Il fronte sunnita anti-Assad, fatta eccezione per l’Isis che è dislocato nell’est del Paese e in alcune piccole enclavi, è diviso tra quello a nord e quello a sud del paese. A nord – nella zona di Idlib – c’è Hayat Tahrir al Sham, una sorta di coalizione ombrello di formazioni qaediste o ex qaediste: sono gli eredi di Jabhat al Nusra, formazione qaedista che più di un anno fa aveva formalmente preso le distanze dall’orbita del movimento fondato da Bin Laden. All’interno di HTS sono inquadrati alcuni dei più potenti gruppi ribelli della provincia di Aleppo.
Dopo l’intervento russo alla fine del 2015, alcuni accordi tra il regime siriano e le forse di opposizione armata hanno portato al dislocamento di migliaia di combattenti (assieme alle loro famiglie) nella zona di Idlib.
A inizio ottobre, l’esercito turco ha dato il via ad una offensiva militare contro HTS (usando la Free Syrian Army come fanteria) proprio nella provincia di Idlib, per poter creare un’altra zona di de-escalation. È verosimile che HTS nei prossimi tempi possa nuovamente dividersi al suo interno, dando vita a formazioni più contenute con strategie diverse.
Poi c’è la Free Syrian Army (FSA): quando è iniziato il conflitto, era nata come un confuso e opaco conglomerato di brigate militari autonome, spesso fondate da ex comandanti dell’Esercito siriano che avevano defezionato, e riunite sotto un vago ombrello, privo di coordinamento militare centralizzato.
Infine, c’è Ahrar al Sham, presente soprattutto a sud (area della Ghouta vicino Damasco) ma anche con alcuni distaccamenti a nord.
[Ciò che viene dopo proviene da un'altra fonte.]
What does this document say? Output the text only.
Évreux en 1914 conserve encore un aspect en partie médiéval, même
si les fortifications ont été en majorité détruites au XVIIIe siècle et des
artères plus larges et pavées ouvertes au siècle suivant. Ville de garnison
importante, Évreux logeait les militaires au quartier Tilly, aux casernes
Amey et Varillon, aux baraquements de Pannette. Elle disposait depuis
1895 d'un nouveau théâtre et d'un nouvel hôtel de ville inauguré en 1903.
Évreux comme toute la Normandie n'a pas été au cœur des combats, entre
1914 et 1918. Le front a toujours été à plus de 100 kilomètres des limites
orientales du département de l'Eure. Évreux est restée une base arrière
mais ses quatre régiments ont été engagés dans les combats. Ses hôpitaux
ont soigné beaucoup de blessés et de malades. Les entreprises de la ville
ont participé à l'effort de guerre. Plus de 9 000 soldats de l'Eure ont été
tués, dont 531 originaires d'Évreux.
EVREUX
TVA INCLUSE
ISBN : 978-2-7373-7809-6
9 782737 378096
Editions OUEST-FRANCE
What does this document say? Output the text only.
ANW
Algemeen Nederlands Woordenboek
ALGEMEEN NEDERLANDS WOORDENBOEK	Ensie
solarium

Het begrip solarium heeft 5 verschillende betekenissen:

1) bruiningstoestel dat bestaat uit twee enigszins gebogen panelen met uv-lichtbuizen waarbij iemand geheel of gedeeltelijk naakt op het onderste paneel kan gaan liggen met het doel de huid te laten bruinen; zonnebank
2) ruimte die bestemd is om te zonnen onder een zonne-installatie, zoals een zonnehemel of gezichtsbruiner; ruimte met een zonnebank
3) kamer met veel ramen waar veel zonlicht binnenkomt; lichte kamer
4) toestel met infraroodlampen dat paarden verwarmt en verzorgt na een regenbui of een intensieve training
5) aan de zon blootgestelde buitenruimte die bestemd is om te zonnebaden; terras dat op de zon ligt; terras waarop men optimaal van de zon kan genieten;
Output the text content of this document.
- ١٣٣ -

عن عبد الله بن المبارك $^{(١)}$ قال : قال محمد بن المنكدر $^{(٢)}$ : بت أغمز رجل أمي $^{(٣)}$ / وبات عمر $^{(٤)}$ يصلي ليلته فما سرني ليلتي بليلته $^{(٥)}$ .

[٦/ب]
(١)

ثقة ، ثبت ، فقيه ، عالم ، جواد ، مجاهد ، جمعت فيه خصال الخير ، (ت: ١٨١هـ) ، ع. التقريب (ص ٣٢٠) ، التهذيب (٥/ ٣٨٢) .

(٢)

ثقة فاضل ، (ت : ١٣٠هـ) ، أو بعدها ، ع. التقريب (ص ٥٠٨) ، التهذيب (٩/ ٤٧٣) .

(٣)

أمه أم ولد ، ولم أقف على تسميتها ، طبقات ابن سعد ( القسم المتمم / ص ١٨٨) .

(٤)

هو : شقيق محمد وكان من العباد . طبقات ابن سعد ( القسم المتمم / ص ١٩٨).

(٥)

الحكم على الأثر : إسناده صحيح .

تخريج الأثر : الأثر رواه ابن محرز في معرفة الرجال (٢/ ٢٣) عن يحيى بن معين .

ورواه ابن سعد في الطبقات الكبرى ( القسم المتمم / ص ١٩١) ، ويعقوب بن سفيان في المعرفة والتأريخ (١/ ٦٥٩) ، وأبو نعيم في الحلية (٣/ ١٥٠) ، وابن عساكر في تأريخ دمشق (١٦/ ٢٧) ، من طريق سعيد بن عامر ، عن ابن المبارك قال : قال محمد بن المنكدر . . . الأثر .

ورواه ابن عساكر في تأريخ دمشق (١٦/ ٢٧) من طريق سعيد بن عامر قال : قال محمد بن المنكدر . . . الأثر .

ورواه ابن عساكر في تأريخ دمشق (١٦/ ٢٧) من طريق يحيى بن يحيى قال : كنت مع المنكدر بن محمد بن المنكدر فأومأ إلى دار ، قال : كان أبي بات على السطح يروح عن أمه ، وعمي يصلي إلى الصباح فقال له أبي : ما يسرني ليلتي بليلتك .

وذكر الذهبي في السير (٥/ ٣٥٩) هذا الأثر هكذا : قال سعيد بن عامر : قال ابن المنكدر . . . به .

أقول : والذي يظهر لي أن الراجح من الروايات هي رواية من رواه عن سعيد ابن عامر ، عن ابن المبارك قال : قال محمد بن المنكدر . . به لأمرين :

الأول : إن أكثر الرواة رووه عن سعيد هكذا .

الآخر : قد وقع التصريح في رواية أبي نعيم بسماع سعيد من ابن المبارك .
È il gruppo più potente all’interno dell’Esercito Nazionale Unificato (UNA), un’altra coalizione ombrello istituita a metà del 2017. Ahrar al Sham è una delle poche fazioni ribelli ad aver mantenuto la propria denominazione durante tutto l’arco temporale del conflitto.
Di imprinting ideologico salafita e anti-sciita, a metà del 2012 le brigate riconducibili all’interno di Ahrar Al Sham erano più di sessanta, concentrate soprattutto a Idlib, Hama e Aleppo. Pur avendo come obiettivo dichiarato la creazione di uno Stato islamico, a differenza dell’Isis Ahrar al Sham ha cooperato militarmente con le altre formazioni, compreso l’FSA. Mantiene la propria leadership segreta e ha ricevuto la gran parte dei finanziamenti dai Paesi del Golfo. Nell’area di Damasco è attivo anche un altro gruppo, il Jaish al Islam.
Diverse brigate associate all’UNA si sono scontrate con le Sdf, con l’Isis e con HTS per il controllo di porzioni di territorio, per poi ritirarsi in gran parte con l’intervento russo.
Una situazione critica, troppi interessi, tante divergenze e soprattutto tanti, troppo protagonisti in un paese che fa gola a molti. Una guerra che andava verso la deposizione di Assad ( che sarebbe risultata estremamente rischiosa per gli equilibri nazionali ed internazionali) e che ha avuto la sua svolta quando la Russia di Putin ha deciso di scendere in campo per difendere il governo di Damasco. Certo ora il paese, come vi abbiamo ampiamente documentato è spezzettato e diviso in fazioni. Le fazioni non ne aiutano la ripresa ma questo concetto, seppur ben conosciuto da tutte le parti, non fa gli interessi economici di nessuno. Ed allora poco importa se i bimbi muoiono di malnutrizione perché l’economia e la ricchezza vanno oltre la vita ed il suo valore.